Douleur plantaire matinale et post-immobilisation : Approche diagnostique et thérapeutique
La douleur importante sous les pieds le matin ou après immobilisation évoque principalement une fasciite plantaire, qui nécessite un traitement conservateur initial comprenant des étirements réguliers (3-5 fois par jour), des modifications d'activité, et des AINS à court terme. 1, 2
Diagnostic différentiel prioritaire
La localisation et le timing de la douleur orientent le diagnostic :
- Douleur plantaire médiane aggravée au premier pas matinal : fasciite plantaire (cause la plus fréquente) 1, 2
- Douleur postérieure du talon : tendinite achilléenne ou bursite 1, 2
- Douleur latérale du talon : déformation de Haglund ou syndrome du sinus tarsien 1
- Douleur diffuse du talon : fracture de stress ou syndrome du coussinet plantaire 1
- Douleur avec brûlures ou picotements : origine neurologique nécessitant une référence immédiate 1
Éléments d'examen physique essentiels
L'examen doit identifier les facteurs de risque et orienter le traitement :
- Palpation ciblée : sensibilité au niveau de l'insertion du fascia plantaire, de l'insertion achilléenne, et de la paroi calcanéenne latérale 1
- Test de compression calcanéenne : compression médio-latérale du calcanéus évoque une fracture de stress 1
- Évaluation neurologique : test au monofilament 10-g avec au minimum une autre évaluation (piqûre, température, vibration avec diapason 128-Hz) pour identifier une perte de sensation protectrice 3
- Évaluation vasculaire : palpation des pouls pédieux, recherche de claudication 3
Algorithme thérapeutique initial (0-6 semaines)
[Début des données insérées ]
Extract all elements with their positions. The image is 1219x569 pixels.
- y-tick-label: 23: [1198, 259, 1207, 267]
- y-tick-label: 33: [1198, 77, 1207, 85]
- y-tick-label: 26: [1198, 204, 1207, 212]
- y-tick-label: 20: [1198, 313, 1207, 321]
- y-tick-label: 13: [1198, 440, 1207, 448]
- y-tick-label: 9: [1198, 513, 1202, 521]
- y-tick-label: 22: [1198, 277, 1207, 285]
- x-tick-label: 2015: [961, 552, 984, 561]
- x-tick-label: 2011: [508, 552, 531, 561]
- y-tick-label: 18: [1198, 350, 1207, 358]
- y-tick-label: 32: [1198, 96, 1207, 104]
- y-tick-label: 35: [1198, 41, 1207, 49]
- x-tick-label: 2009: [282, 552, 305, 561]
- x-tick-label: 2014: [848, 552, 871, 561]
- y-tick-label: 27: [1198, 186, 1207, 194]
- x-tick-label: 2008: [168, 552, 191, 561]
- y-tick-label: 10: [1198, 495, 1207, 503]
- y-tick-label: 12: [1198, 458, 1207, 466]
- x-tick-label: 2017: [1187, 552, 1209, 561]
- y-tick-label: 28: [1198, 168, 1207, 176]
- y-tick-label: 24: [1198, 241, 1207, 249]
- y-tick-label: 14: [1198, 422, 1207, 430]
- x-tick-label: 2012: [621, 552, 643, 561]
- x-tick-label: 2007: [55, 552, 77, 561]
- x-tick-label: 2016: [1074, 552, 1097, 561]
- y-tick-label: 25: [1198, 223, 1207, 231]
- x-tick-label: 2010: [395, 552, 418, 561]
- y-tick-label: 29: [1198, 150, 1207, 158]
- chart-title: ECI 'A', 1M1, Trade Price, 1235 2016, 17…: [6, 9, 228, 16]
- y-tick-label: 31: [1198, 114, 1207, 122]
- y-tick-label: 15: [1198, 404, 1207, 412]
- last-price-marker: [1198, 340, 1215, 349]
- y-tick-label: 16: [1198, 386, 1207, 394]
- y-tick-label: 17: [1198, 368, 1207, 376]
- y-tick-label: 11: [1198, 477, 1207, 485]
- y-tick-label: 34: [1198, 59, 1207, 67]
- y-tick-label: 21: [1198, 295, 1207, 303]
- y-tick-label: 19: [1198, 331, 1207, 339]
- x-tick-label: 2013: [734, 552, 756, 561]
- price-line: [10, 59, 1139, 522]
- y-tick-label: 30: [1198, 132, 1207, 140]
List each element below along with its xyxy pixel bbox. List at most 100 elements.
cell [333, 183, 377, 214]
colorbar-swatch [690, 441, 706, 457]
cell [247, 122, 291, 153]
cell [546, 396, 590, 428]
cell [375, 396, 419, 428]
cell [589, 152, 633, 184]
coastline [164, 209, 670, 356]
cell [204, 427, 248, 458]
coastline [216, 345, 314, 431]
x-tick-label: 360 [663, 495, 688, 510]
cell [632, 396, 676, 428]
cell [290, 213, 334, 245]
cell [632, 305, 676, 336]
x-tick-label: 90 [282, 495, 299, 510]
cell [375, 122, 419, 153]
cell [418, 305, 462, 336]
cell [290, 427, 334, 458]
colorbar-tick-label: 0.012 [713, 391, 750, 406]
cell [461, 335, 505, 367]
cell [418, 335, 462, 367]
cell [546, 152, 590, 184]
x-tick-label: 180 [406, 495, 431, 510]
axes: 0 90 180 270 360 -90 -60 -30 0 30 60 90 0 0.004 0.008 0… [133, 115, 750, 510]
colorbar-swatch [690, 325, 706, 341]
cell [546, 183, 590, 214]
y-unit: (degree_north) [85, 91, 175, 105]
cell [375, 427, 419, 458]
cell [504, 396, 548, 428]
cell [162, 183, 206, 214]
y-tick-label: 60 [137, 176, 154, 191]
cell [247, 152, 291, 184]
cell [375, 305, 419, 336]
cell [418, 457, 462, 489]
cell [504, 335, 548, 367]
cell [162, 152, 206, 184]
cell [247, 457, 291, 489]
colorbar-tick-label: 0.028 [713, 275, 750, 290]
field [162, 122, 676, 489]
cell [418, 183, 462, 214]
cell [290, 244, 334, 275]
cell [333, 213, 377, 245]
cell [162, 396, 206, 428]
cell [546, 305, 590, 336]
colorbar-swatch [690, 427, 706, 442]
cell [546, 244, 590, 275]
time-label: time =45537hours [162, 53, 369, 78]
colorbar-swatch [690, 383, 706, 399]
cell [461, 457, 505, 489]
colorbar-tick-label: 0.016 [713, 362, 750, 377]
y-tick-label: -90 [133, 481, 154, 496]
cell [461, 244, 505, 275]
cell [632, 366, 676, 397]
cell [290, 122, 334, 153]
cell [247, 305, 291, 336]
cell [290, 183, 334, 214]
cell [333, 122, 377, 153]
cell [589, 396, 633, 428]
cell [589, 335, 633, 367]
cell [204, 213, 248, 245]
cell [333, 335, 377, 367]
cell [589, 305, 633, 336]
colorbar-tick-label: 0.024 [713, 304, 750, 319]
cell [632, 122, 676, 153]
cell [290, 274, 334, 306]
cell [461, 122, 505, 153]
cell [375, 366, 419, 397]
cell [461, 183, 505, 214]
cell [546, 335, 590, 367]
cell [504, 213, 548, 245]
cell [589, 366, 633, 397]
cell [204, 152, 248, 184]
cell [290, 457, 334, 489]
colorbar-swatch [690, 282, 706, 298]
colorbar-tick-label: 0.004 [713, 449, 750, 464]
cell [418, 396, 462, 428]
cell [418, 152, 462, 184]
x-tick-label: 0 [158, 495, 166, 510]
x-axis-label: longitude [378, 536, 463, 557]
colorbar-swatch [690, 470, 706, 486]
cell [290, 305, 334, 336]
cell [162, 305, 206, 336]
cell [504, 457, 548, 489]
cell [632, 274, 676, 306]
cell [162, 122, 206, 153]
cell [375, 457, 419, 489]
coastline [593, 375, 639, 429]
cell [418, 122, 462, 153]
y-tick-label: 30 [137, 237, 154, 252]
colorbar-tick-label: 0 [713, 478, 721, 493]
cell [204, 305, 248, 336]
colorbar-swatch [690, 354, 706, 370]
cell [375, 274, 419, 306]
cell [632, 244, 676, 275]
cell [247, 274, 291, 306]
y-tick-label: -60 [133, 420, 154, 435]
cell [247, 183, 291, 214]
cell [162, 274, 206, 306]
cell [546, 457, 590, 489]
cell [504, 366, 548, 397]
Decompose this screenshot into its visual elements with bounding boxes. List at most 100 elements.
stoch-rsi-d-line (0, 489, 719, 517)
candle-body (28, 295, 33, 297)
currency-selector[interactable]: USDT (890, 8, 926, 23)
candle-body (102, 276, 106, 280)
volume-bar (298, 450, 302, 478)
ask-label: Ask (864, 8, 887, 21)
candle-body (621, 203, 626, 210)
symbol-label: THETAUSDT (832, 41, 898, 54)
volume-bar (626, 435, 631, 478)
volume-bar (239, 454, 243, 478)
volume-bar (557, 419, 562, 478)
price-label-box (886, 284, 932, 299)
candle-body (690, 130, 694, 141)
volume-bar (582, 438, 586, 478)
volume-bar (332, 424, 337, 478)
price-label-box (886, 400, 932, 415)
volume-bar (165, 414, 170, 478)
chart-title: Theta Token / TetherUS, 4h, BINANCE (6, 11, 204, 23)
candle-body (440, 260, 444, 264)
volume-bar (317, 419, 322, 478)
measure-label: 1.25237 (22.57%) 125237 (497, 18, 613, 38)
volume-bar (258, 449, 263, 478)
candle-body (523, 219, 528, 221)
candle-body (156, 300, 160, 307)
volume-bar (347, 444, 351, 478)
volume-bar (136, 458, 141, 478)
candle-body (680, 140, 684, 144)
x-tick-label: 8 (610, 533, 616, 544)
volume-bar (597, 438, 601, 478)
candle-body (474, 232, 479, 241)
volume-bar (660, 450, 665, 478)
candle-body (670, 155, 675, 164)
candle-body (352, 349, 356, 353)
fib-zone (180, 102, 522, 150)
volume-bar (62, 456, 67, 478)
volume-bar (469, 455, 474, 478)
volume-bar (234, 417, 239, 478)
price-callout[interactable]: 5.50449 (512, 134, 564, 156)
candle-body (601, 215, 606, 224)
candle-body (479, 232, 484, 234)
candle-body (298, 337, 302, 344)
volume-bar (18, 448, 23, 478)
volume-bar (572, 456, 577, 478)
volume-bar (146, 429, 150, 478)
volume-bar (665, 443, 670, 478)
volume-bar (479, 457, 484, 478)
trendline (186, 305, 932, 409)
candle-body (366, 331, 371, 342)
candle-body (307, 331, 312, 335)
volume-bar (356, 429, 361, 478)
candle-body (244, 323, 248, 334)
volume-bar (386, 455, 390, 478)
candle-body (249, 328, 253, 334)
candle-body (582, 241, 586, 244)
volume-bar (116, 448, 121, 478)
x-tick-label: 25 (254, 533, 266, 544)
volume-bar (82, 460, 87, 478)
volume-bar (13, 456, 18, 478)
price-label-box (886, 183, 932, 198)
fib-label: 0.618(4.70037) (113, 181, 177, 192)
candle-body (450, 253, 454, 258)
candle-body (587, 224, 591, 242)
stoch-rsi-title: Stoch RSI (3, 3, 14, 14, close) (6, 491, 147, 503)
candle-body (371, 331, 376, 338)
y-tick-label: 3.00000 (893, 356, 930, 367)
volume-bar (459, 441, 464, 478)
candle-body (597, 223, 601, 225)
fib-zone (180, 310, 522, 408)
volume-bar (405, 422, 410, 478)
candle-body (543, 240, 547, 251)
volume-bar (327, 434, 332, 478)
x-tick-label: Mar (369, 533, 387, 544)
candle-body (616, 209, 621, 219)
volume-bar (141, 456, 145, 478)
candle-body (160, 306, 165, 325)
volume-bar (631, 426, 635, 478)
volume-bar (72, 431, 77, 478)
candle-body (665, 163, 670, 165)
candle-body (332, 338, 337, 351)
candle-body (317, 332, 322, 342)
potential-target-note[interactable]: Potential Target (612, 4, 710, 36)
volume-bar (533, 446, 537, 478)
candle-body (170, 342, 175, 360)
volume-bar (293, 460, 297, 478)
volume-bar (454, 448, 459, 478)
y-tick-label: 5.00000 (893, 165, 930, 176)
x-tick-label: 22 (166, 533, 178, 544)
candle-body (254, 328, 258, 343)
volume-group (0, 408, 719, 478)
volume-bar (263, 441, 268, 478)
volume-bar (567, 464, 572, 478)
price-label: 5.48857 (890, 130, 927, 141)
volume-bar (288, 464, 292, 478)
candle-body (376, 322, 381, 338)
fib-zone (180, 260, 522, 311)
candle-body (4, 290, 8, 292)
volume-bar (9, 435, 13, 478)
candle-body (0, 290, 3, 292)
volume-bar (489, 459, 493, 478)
Traitement de première ligne pour fasciite plantaire
Mesures non-pharmacologiques (prioritaires) 3, 2 :
- Étirements : fascia plantaire et muscles du mollet 3-5 fois par jour (intervention la plus efficace) 2
- Modification d'activité : réduction temporaire des activités à impact élevé, mais éviter le repos complet pour prévenir l'atrophie musculaire 1, 2
- Chaussures appropriées : support de voûte plantaire adéquat, coussinets de talon en vente libre 1, 2
- Cryothérapie : application de glace à travers une serviette humide pendant 10 minutes après les activités 1, 2
- Gestion du poids : si indiqué, pour réduire la pression sur le talon 3, 2
Traitement pharmacologique 3, 2 :
- AINS à court terme : pour soulagement de la douleur et réduction de l'inflammation 3, 2
- Attention : les AINS sont sécuritaires à court terme si la maladie inflammatoire intestinale est en rémission, mais comportent plus de risques en cas d'utilisation prolongée ou de maladie active 3
Mise en garde critique
Ne jamais injecter de corticostéroïdes près du tendon d'Achille en raison du risque de rupture tendineuse 1, 2
Réévaluation à 6-8 semaines
Si aucune amélioration après 6-8 semaines de traitement conservateur approprié 1, 2 :
Interventions de deuxième ligne
- Orthèses personnalisées : avec support métatarsien spécifique 3, 1
- Immobilisation : plâtre ou dispositif de type marchette à cheville fixe 2
- Imagerie avancée : IRM ou échographie pour confirmer le diagnostic et exclure d'autres pathologies 1, 2
- Thérapie par ondes de choc extracorporelles : option non invasive pour douleur persistante 2
Référence obligatoire
Référer à un chirurgien podiatrique ou spécialiste du pied si aucune amélioration après 6-8 semaines 1, 2
Imagerie diagnostique
Indications pour radiographies initiales
Radiographies en charge du pied si 1 :
- Incapacité de supporter le poids immédiatement après la blessure
- Sensibilité ponctuelle sur les malléoles/talus/calcanéus
- Incapacité de marcher 4 pas (critères d'Ottawa)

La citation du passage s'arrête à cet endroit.